Румянцев спрашивал Константина:
— Оттого, что ваше высочество пили с несчастным герцогой, стоит ли России карать Францию оружием?
Александр созвал совещание высших сановников империи. Иностранными делами ведал в ту пору польский аристократ Адам Чарторыжский, предупреждавший царя, что положение Польши под гнетом Пруссии становится уже невыносимо, а Наполеон если вмешается в польские дела, то способен опередить Россию. «Для этого, — отвечал царь, — Наполеону надо прежде побывать в Варшаве, а сие невозможно по причине расстояния от Парижа до Варшавы…» Чарторыжский открыл совещание, призывая заявить Парижу решительный протест по случаю убийства Энгиенского, а при дворе объявить траур.
— Россия, — сказал он, — вправе открыто вооружаться, и нет страны в Европе, которая бы осмелилась возразить ей… Полный же разрыв с Францией сделает нас солидарными с державами, желающими отмщения Франции.
Того же мнения придерживался и Кочубей.
— Да! — сказал он. — Для нас разрыв с Францией неопасен, он даже полезен, ибо избавит от лишних забот, неизбежных в общении с государством, желающим стать выше других стран культурных.
Иное высказывал Николай Петрович Румянцев:
— В политике следует руководиться не личными страстями, а лишь выгодами государства.
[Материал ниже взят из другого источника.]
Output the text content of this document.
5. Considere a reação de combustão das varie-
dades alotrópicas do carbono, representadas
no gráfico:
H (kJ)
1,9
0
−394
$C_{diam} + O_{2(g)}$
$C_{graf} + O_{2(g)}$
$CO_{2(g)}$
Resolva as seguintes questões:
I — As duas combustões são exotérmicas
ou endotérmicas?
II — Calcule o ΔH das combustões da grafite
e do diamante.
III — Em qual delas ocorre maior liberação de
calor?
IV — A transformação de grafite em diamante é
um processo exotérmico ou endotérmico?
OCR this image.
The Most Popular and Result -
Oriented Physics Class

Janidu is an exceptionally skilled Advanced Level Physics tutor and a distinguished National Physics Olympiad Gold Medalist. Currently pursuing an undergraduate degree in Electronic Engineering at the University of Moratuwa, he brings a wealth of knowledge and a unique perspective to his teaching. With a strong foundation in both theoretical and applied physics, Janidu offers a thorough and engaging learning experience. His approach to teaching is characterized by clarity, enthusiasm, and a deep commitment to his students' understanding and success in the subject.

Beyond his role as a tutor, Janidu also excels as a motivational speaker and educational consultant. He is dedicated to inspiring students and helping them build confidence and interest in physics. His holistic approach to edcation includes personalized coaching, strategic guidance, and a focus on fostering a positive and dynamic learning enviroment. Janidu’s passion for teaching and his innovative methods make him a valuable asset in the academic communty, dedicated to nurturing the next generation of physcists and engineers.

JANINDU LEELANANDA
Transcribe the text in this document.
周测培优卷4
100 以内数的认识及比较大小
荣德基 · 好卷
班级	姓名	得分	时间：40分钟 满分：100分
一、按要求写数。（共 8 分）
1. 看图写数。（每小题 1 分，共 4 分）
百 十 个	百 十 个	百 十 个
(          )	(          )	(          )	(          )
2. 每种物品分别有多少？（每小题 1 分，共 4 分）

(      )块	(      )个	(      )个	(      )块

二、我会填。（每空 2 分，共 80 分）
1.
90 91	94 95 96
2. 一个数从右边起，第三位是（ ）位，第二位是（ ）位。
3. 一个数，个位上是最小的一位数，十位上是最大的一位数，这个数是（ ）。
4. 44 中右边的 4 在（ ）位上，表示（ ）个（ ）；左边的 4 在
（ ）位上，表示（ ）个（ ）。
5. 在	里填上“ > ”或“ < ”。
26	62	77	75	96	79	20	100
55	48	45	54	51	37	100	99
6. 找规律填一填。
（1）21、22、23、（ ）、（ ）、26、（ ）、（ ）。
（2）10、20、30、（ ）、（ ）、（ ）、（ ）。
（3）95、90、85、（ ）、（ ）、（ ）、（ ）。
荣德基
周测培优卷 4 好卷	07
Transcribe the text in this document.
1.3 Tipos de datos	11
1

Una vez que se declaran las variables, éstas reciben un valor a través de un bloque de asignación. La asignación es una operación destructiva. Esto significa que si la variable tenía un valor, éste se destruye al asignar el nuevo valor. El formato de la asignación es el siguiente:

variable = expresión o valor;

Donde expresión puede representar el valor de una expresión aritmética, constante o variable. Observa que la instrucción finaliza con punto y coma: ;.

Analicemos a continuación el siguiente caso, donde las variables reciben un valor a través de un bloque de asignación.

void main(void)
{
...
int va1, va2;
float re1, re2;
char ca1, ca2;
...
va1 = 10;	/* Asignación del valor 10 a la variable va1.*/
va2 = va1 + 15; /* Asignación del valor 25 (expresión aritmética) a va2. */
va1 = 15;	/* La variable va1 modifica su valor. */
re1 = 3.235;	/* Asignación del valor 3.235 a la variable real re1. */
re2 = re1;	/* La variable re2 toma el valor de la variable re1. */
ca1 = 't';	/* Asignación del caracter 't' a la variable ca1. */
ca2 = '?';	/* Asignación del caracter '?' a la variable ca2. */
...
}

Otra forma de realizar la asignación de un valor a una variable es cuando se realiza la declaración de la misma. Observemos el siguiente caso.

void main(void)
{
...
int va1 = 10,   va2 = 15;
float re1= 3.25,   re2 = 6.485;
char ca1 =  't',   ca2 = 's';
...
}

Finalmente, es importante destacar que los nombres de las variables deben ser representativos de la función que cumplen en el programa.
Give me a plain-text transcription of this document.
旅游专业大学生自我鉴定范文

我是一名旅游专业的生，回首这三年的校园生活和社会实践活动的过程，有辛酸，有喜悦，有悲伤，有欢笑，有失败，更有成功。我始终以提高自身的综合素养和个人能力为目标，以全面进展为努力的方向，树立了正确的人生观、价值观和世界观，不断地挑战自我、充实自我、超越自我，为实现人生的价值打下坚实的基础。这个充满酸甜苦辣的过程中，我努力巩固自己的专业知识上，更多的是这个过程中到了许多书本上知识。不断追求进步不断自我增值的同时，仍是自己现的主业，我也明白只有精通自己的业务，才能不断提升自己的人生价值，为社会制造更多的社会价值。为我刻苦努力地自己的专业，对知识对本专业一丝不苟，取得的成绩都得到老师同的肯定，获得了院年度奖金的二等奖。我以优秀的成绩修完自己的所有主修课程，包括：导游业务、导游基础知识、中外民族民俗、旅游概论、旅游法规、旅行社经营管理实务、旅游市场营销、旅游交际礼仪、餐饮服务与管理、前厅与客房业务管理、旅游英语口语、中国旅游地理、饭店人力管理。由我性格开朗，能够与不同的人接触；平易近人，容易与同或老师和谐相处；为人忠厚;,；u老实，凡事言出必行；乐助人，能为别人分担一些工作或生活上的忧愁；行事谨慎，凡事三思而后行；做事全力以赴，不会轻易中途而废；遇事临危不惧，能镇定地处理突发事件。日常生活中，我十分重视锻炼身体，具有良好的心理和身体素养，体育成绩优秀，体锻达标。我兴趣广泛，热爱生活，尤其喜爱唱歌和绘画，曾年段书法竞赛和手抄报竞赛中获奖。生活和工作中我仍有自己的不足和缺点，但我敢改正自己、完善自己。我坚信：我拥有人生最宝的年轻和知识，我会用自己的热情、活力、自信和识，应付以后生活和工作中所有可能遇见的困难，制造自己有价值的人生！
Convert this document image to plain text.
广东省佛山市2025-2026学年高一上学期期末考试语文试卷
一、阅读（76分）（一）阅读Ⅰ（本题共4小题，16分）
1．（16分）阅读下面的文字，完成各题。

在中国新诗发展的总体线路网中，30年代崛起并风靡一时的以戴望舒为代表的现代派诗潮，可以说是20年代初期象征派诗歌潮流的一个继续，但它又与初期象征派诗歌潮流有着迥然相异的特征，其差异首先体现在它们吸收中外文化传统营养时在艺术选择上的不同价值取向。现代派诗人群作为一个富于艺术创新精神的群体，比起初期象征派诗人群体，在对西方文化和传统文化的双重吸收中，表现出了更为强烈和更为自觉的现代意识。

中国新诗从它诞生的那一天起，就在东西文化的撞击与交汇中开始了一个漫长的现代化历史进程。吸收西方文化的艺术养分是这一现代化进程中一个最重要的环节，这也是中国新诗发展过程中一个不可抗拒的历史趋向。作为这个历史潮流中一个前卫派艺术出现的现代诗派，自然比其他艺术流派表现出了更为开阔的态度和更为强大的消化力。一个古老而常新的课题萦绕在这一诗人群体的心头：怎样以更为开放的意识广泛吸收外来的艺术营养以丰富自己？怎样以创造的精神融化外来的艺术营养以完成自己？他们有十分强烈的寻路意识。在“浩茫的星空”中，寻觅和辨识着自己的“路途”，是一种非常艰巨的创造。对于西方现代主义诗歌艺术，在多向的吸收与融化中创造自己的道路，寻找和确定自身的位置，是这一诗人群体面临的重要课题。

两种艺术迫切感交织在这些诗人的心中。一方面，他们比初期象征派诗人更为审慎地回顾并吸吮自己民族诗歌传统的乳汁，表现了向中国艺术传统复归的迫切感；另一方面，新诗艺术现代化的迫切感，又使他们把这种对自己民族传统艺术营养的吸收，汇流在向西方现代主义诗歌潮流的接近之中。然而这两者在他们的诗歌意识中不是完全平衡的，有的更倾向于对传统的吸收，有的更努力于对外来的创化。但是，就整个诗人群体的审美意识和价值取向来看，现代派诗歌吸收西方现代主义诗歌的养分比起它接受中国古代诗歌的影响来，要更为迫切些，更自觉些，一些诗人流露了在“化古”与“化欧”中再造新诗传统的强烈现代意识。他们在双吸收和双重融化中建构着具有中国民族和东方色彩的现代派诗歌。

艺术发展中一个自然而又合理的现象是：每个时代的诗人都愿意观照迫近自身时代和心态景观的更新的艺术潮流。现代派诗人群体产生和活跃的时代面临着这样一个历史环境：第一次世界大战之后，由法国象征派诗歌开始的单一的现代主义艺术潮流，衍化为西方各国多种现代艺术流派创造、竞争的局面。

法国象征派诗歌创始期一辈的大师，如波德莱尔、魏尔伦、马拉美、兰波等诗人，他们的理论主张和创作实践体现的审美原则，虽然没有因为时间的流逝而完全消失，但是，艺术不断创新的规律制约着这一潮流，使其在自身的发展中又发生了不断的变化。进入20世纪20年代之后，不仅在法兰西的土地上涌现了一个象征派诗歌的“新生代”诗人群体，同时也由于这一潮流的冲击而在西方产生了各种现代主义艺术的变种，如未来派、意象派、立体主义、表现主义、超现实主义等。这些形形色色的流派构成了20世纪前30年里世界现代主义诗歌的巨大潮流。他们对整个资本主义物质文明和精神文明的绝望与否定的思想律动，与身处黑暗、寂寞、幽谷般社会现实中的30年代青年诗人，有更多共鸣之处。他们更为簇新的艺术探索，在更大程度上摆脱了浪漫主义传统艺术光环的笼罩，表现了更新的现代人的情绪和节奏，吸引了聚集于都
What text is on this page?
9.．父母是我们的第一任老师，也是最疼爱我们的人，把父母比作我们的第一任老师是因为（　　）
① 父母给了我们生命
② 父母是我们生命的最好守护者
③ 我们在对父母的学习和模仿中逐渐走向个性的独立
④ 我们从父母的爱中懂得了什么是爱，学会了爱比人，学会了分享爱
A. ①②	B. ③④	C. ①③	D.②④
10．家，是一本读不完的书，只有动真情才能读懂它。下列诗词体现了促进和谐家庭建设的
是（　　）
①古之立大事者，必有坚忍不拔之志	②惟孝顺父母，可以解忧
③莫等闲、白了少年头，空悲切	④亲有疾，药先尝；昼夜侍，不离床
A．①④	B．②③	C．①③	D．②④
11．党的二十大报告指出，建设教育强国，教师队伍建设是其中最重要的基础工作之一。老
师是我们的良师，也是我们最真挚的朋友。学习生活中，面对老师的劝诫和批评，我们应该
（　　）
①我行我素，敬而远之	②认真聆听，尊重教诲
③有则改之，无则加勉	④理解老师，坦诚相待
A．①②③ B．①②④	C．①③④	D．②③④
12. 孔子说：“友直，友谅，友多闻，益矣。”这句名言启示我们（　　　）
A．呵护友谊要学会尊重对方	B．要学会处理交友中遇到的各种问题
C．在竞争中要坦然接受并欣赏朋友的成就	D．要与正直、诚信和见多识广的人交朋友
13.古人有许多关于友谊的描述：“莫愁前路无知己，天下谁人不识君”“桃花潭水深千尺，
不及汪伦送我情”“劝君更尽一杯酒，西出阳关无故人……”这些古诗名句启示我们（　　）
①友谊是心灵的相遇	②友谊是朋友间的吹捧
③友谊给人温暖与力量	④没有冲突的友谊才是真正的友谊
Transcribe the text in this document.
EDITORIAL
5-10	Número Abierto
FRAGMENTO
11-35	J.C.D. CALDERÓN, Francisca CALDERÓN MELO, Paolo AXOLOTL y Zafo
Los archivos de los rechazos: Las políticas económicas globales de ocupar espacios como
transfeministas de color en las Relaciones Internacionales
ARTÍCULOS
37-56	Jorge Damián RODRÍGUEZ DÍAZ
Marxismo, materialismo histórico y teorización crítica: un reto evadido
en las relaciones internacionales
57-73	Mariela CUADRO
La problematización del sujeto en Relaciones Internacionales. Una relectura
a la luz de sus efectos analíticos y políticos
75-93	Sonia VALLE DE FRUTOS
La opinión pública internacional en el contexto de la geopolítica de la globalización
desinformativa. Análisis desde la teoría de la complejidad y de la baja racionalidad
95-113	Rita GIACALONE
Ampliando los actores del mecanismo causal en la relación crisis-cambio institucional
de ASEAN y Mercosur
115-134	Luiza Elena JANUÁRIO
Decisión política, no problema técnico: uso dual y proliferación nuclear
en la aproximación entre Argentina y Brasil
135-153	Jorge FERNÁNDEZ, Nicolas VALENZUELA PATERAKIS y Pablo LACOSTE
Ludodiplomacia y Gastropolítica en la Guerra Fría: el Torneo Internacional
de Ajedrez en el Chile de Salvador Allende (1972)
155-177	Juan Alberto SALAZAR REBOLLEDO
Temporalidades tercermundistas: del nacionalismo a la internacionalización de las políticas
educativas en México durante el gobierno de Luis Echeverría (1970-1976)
Касается ли убийство герцога до интересов России? Затронута ли этим событием честь русского человека? Не наблюдаю того.
Далее он продолжал в том же духе: «Сознает ли русское правительство все последствия шага (к войне), который собирается сделать? Идет ли оно на этот риск? Есть ли гарантия нашей безопасности от полного разрыва с Наполеоном?»
Возникло молчание. Александр спросил Румянцева:
— Что же ты предложишь моему кабинету?
— Надеть траур и… смолчать, — ответил Румянцев.
Отозванием послов Париж и Петербург как бы обменялись гримасами недовольства, однако Наполеон еще не планировал войну с Россией, зато Александр (как и многие русские люди) эту войну уже предчувствовал. Но создание коалиции для борьбы с Наполеоном задерживалось. Пруссия явно страшилась Франции, Вена, униженная Люневильским миром, хотела бы вернуть себе прежнее положение в Европе, но еще не залечила синяков, полученных в битвах за Италию и на Дунае.
Александр часто убеждал австрийского посла:
— Вена должна быть готова! Россия — на особом положении в Европе: я могу хоть завтра закрыть на замок все границы, и со мною ничего не случится. Россию спасает дистанция между Рейном и Вислою, но с вами все иначе…
Вена кивала на Берлин: «Мы ждем первого шага от Пруссии, хотя бы ее нейтралитета», а Берлин кивал на Вену: «Пусть в коалицию сначала вступит Австрия, а мы… мы подумаем». Только осенью 1804 года русский кабинет уговорил венский к подписанию оборонительной декларации. Еще сложнее было договориться с упрямым Питтом, и граф Федор Растопчин, пребывая уже в отставке, подал царю свой голос:
— Россия всегда может спасти Англию, но Англия Россию — никогда! Лондон из нас кровь выпустит, а Питт ихний из сухих держав коалиции мокрых курей понаделает…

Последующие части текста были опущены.